Ab initio Folding Potentials for Nucleon-Nucleus Scattering based on NCSM One-Body Densities

TL;DR

This paper develops a microscopic optical potential for nucleon-nucleus scattering using ab initio nuclear densities and chiral NN interactions, accurately predicting scattering observables for light nuclei at intermediate energies.

Contribution

It introduces a fully consistent folding model combining NCSM-derived densities with chiral NN interactions for scattering calculations.

Findings

Accurately reproduces scattering data up to 60 degrees.

Demonstrates the effectiveness of ab initio densities in optical potential calculations.

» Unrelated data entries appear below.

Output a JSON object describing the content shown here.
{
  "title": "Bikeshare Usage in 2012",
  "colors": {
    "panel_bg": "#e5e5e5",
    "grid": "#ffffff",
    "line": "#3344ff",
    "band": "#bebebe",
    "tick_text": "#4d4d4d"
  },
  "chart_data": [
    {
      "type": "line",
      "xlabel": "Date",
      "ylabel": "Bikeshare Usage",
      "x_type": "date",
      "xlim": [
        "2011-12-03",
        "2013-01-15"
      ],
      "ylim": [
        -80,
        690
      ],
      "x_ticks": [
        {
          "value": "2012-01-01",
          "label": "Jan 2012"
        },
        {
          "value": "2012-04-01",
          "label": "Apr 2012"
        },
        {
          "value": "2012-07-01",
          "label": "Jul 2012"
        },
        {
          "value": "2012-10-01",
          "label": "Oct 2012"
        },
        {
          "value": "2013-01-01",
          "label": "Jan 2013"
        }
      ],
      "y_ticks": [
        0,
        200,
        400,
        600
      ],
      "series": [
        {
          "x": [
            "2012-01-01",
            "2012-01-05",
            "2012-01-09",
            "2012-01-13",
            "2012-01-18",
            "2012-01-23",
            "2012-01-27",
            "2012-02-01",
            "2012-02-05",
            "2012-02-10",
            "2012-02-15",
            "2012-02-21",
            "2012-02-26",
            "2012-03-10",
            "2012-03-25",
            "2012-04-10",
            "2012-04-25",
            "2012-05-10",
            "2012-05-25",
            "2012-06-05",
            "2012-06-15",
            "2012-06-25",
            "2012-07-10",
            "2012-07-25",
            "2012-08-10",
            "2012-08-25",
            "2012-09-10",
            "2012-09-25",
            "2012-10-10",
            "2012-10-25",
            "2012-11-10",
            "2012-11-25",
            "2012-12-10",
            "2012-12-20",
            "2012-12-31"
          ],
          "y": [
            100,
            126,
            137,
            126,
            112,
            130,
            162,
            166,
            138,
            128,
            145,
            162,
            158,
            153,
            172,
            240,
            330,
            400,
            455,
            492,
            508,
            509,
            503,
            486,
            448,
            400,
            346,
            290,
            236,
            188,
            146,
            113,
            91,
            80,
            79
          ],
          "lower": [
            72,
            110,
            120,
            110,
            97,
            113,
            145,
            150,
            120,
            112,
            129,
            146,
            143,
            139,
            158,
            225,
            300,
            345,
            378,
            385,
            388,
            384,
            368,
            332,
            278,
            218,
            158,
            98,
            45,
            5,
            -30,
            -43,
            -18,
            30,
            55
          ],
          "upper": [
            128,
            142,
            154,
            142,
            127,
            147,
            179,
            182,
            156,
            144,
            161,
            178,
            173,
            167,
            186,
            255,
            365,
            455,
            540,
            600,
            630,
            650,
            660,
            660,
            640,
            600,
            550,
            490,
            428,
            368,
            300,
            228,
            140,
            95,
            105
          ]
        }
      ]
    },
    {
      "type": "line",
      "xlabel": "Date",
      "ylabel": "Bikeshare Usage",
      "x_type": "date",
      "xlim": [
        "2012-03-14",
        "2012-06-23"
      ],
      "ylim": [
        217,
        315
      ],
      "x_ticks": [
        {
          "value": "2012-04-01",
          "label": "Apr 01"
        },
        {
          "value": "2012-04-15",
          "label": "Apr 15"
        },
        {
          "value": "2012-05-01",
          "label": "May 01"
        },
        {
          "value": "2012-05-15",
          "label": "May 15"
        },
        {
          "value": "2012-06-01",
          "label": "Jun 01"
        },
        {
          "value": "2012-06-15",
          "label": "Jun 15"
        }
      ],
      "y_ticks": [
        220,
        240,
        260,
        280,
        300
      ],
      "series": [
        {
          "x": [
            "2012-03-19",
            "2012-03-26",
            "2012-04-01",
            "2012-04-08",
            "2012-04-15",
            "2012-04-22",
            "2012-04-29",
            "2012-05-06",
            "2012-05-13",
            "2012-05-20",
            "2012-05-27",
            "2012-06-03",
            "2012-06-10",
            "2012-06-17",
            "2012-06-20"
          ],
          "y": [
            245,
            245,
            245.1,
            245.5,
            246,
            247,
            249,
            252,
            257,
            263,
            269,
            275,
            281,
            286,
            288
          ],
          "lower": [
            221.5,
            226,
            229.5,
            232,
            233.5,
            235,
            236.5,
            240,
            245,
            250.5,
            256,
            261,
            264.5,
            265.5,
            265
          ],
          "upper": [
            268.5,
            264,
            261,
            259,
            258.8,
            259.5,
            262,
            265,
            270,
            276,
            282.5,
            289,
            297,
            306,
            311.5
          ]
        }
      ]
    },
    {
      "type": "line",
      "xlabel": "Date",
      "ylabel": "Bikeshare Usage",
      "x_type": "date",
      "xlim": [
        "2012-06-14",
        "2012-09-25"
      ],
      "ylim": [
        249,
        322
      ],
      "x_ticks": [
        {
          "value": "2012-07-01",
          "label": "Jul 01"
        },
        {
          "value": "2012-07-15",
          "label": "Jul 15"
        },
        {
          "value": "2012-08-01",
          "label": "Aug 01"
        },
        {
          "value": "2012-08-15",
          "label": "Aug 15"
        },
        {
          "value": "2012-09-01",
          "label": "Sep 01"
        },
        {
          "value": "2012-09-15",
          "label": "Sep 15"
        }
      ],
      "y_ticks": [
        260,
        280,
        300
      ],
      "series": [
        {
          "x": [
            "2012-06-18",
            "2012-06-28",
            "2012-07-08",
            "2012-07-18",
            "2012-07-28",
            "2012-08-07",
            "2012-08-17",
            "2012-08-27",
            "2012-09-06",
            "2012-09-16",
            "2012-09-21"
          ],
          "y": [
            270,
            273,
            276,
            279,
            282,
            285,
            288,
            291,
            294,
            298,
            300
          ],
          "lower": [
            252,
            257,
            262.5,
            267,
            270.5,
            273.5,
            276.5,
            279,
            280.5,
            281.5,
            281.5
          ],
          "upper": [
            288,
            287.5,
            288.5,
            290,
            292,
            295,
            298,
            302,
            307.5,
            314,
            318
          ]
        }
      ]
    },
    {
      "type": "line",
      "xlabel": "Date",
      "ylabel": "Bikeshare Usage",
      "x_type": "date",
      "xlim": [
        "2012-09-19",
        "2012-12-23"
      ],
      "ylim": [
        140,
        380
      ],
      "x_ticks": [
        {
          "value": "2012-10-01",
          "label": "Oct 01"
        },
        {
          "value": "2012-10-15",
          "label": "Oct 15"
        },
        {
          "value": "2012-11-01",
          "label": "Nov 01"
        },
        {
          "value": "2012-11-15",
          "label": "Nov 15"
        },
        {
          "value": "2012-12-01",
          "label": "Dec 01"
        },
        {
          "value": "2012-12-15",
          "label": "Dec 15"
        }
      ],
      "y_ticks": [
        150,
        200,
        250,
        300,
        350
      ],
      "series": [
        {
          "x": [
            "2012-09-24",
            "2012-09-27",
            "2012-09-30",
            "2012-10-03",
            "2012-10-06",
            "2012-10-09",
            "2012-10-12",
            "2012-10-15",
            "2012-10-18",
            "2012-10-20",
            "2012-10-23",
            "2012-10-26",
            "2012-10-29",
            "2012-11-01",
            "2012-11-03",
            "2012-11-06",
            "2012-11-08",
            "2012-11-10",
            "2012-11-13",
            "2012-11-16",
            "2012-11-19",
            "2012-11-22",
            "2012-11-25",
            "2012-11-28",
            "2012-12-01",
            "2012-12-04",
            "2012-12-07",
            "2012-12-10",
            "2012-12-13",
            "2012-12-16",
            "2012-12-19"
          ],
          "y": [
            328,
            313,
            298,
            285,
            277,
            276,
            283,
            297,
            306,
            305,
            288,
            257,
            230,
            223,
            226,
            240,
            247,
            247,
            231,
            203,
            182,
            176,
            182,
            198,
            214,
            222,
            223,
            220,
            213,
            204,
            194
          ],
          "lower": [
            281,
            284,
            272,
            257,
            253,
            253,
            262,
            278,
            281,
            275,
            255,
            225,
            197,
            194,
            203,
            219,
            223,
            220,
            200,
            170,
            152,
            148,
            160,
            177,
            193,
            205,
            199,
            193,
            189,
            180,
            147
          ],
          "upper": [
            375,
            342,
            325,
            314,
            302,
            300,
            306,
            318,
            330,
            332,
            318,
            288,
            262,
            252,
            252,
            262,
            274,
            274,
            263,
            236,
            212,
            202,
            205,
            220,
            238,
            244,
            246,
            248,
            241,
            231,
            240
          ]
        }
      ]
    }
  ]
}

Validates the use of chiral NN interactions in scattering models.

Abstract

Calculating microscopic optical potentials for elastic nucleon-nucleus scattering has already led to large body of work in the past. For folding first-order calculations the nucleon-nucleon (NN) interaction and the one-body density of the nucleus were taken as input to rigorous calculations in a spectator expansion of the multiple scattering series. Based on the Watson expansion of the multiple scattering series we employ a nonlocal translationally invariant nuclear density derived from a chiral next-to-next-to-leading order (NNLO) and the very same interaction for consistent full-folding calculation of the effective (optical) potential for nucleon-nucleus scattering for light nuclei. We calculate scattering observables, such as total, reaction, and differential cross sections as well as the analyzing power and the spin-rotation parameter, for elastic scattering of protons and neutrons from $^4$He, $^{6}$He, $^{12}$C, and $^{16}$O, in the energy regime between 100 and 200~MeV projectile kinetic energy, and compare to available data. Our calculations show that the effective nucleon-nucleus potential obtained from the first-order term in the spectator expansion of the multiple scattering expansion describes experiments very well to about 60 degrees in the center-of-mass frame, which coincides roughly with the validity of the NNLO chiral interaction used to calculate both the NN amplitudes and the one-body nuclear density.